Roughly the cost in US dollars that will be imposed on 500 large companies in Australia per metric ton of carbon emissions starting in July of next year, according to a new plan announced by the government there late last week. This is a direct carbon tax, not a cap and trade program, though it expected to turn into a cap and trade program in 2016. There is much concern about the impact from the program on Australia's global cost competitiveness and internal inflation - and the world will be watching to see how it plays out. See Green Supply Chain News: As Australia Announces Plan for Carbon Tax, Fallout and Impact on Economy and Business There is Unclear

 
 
 
 
 
98%

The level of customer service/line fill rates that Hispanic food company Goya Foods has been able to achieve after improving processes through adding new supply chain planning tools (demand management, order fulfillment, etc.), according to the company's executive vice president Peter Unanue in a recent Videocast on our Supply Chain Television Channel.

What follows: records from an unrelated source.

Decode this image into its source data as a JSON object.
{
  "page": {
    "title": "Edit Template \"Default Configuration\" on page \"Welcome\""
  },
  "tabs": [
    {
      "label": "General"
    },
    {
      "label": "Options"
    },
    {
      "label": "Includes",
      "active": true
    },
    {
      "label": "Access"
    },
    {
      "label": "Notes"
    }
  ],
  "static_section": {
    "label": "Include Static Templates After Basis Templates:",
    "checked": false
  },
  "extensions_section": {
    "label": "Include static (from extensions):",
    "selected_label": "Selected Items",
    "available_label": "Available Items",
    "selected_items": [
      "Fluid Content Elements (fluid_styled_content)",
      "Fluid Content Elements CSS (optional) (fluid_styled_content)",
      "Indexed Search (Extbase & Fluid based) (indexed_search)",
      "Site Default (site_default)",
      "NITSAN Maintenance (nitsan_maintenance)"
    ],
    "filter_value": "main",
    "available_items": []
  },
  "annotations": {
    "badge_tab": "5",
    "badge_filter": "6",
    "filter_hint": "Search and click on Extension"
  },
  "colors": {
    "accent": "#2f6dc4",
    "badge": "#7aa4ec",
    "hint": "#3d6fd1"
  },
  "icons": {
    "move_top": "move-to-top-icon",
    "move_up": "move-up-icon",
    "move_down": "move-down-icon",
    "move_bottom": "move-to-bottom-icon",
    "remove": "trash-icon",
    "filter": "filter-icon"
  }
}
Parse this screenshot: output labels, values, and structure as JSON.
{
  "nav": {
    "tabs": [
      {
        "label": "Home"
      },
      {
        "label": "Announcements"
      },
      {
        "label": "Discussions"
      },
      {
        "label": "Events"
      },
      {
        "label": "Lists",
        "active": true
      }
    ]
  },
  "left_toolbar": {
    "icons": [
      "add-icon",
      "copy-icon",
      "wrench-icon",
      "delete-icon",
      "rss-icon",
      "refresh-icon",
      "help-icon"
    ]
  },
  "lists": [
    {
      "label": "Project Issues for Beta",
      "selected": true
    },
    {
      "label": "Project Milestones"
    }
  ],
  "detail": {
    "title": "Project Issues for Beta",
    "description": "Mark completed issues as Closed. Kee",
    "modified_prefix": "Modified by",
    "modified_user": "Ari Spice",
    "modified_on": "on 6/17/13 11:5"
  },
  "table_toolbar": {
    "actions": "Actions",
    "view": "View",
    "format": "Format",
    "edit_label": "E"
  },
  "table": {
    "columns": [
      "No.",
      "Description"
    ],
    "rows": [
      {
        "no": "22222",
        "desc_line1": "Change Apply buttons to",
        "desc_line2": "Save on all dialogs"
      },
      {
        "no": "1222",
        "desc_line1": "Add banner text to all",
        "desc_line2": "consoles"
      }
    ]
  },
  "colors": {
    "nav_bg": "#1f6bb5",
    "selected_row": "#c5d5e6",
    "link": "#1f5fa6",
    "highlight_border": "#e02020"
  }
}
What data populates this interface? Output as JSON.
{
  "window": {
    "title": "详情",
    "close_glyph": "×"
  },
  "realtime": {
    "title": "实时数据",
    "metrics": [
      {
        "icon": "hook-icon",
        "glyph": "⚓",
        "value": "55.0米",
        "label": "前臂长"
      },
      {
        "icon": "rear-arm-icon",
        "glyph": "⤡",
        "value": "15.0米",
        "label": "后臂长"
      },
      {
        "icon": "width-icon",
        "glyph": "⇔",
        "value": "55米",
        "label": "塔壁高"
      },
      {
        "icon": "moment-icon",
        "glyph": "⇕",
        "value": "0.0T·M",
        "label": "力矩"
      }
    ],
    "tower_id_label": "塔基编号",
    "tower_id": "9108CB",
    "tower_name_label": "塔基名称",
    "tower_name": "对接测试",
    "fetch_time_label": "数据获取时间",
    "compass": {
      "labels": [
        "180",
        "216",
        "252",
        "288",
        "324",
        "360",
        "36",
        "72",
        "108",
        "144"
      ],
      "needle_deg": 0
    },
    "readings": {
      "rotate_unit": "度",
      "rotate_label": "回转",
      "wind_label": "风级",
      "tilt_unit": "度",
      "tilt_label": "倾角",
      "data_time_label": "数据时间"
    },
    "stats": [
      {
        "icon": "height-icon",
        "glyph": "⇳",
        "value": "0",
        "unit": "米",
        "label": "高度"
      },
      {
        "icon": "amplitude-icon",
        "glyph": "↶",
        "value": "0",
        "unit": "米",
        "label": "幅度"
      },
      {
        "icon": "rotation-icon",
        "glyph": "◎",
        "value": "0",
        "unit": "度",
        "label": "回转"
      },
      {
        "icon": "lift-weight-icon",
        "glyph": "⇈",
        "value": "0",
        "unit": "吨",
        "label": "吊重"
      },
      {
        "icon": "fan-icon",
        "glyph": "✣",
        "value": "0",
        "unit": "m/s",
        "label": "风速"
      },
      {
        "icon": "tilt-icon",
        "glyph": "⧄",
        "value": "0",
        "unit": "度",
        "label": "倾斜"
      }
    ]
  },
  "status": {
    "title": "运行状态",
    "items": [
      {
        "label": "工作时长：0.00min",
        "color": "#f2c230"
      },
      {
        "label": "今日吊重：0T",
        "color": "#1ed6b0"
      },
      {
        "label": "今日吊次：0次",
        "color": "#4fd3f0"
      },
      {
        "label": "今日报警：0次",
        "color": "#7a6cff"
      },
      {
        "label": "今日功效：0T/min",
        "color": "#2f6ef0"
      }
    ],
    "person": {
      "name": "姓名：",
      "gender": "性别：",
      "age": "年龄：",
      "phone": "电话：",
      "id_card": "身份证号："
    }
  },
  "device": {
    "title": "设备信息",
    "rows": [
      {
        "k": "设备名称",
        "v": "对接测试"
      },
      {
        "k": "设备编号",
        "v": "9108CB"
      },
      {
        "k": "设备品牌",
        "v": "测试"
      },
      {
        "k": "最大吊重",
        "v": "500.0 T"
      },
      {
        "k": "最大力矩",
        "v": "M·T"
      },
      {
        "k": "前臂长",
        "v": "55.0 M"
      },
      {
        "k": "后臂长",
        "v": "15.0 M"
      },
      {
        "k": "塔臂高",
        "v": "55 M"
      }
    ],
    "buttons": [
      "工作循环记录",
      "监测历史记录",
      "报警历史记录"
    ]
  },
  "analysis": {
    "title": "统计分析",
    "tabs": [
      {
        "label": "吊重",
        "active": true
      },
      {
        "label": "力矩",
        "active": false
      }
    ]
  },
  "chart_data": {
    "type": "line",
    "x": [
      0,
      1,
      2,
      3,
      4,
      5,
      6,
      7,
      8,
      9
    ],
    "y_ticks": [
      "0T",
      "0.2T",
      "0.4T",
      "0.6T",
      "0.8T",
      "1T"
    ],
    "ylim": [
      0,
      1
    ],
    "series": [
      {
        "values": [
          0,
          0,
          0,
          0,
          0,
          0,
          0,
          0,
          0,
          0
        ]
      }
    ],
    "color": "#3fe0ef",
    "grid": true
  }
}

That was up from about 95% previously, adding a nice boost to sales as a result, and was achieved while keeping inventory levels flat. See Supply Chain News: Goya Foods Shows Path to Success for Mid-Market Companies from New Supply Chain Planning Tools.

 
 
 
 
 

 100

Number of consecutive days the price for Brent crude oil futures have been over $100.00 as of this week, currently holding at just over $115.00. This is the first time this has happened since 2008. Once closely aligned with the other benchmark oil price for West Texas Intermediate , this year there has been a significant divergence, with WTI currently about $20.00 per barrel less at the moment, but still at just south of $100.00. Some economists are saying the fact that the global economy has weathered these high oil prices reasonably well this year (slow growth, but not recession) is actually a bullish sign.